Hulu’s aggressive growth plans depends on distribution deals with partners like Sprint and Spotify
Hulu’s eighth NewFronts presentation was a statement of intent: As users increasingly flock to video streaming services, and with a new owner in Disney that is making direct-to-consumer services a priority, Hulu said it’s big and plans to get bigger, faster.
Hulu now has 28 million subscribers, including 26.8 million paid subscribers, the company said. (The rest are still on promotional plans.) This means that the streaming service added 3 million subscribers since the end of 2018. And this comes after Hulu said it became the fastest-growing subscription video service in the U.S. by adding 7.5 million new subscribers in 2018.
As more users grow accustomed to streaming video, Hulu has gone on an aggressive distribution, pricing and promotional strategy to add subscribers. For instance, Sprint gives Hulu’s $6 ad-supported version away for free to its “Sprint Unlimited” customers. New Spotify Premium users can also get Hulu’s ad-supported tier at no additional cost. Typically, these deals are subsidized by the distributors, with Hulu still receiving a negotiated fee for every subscriber that signs up through these bundles. This is also becoming a common strategy in streaming video: Netflix, which claims 60.2 million paid subscribers in the U.S., is available for free to some T-Mobile wireless customers.
It’s unclear how successful these specific bundles have been in adding subscribers to Hulu, but Hulu has demonstrated hockey-stick growth over the past few years. The company has more than doubled subscribers — from 12 million circa May 2016 to 28 million today — in roughly three years.
“What I would love to know is how many of those subscribers are coming in through Sprint,” said a senior ad executive at an ad holding company following Hulu’s NewFront event. “AT&T has HBO, so T-Mobile did its Netflix deal, and Sprint chose Hulu. How effective are they?”
(A Hulu rep did not respond to a question about its Sprint and Spotify deals by press time.)
Regardless of how they are coming into Hulu, there is mounting evidence that the streaming service is capturing more attention and time. In addition to 28 million subscribers, Hulu’s svp of ad sales, Peter Naylor, said Hulu now has 58 million ad-supported viewers, as tracked by Comscore. That represents a 43% growth year over year. Total hours were also up on Hulu by 75% in 2018, with average time spent per subscriber growing by more than 20% year over year, the company said.

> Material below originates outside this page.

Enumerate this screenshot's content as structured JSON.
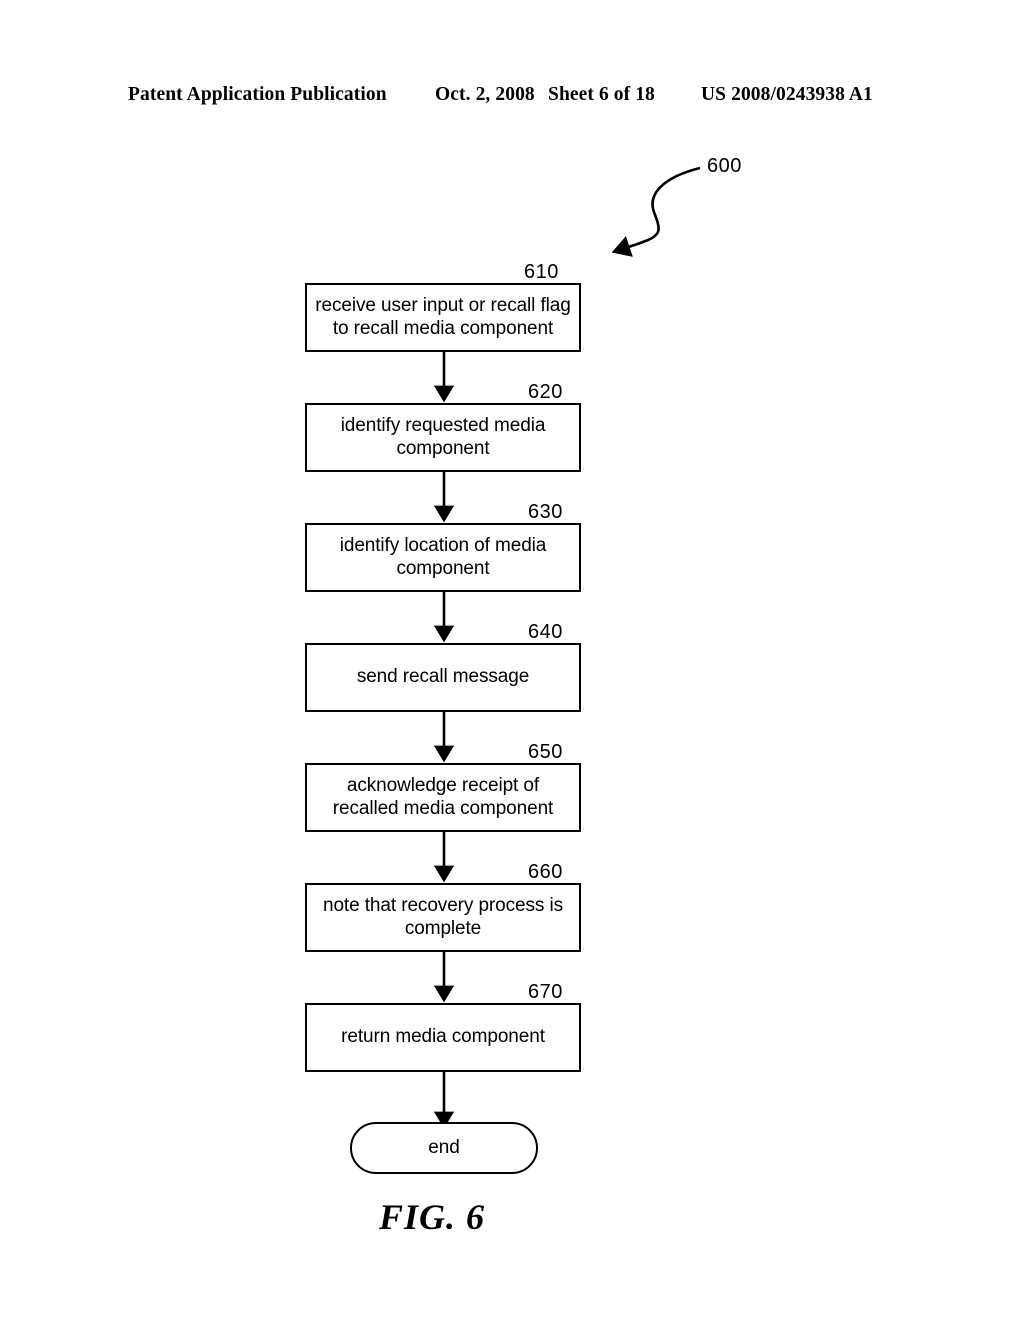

To feed that appetite, Hulu is planning to spend more on original programming, backed by Disney’s desire to grow Hulu as an adult complement to Disney+’s role as a family-friendly subscription streaming service. “Given the success of Hulu so far in terms of subscriber growth and the relative brand strength and other things too like demographics, we think there’s an opportunity to increase investment in Hulu notably on the programming side,” said Disney CEO Bob Iger on an investor call late last year. (With Disney’s Fox acquisition, it now owns at least 60% of Hulu.)
And Hulu’s originals programming investment is going toward bigger and flashier projects. Shows announced at its NewFronts include a “Catch 22” series adaptation starring George Clooney; “Little Fires Everywhere” starring Reese Witherspoon and Kerry Washington; and “Nine Perfect Strangers” starring Nicole Kidman. Hulu also hyped an upcoming mini-series centering on disgraced Theranos CEO Elizabeth Holmes, who will be played by “SNL” star Kate McKinnon.
Hulu also announced a multiyear output deal with Vox Media Studios — the entertainment studio business for Vox Media — to produce original food series. The first two shows are “Family Style,” which will star famous chef David Chang and famous star Chrissy Teigen, and documentary series “Eater’s Guide to the World.” The deal is part of Hulu’s efforts to create a “Hulu Kitchen” that features substantially more original and licensed food programming. Chad Mumm, vp of Vox Entertainment, said the deal includes a “very, very significant” investment from Hulu, though he declined to share the exact dollar amount Hulu is spending.
“The scope of it is how do we do something that has that network-level scale, across different formats from documentary series to competitions and cooking shows,” said Mumm. “Hulu’s commitment to it is certainly enormous.”
Certainly, as the streaming-video wars kick into gear, successful mass-entertainment streamers are going to need to spend more on content — which, ideally, would drive subscriptions, which drive more revenue, which can then fund more content. Netflix has used a rather aggressive form of this strategy to grow to 148.9 million streaming video subscribers.
Hulu benefits by the fact that the service has been around for some time, has already climbed to 28 million subscribers and continues to add new customers at a rapid clip. Combined with the fact that Hulu will get fresh backing from its new majority owner, Disney, puts the streaming video giant in a good position going forward.
“Netflix has this massive content war chest,” said Mumm. (Vox also has an original series on Netflix.) “But with Hulu, the growth they are seeing on the ads side, the audience side, I wouldn’t bet against them as the next wave of the streaming wars come.”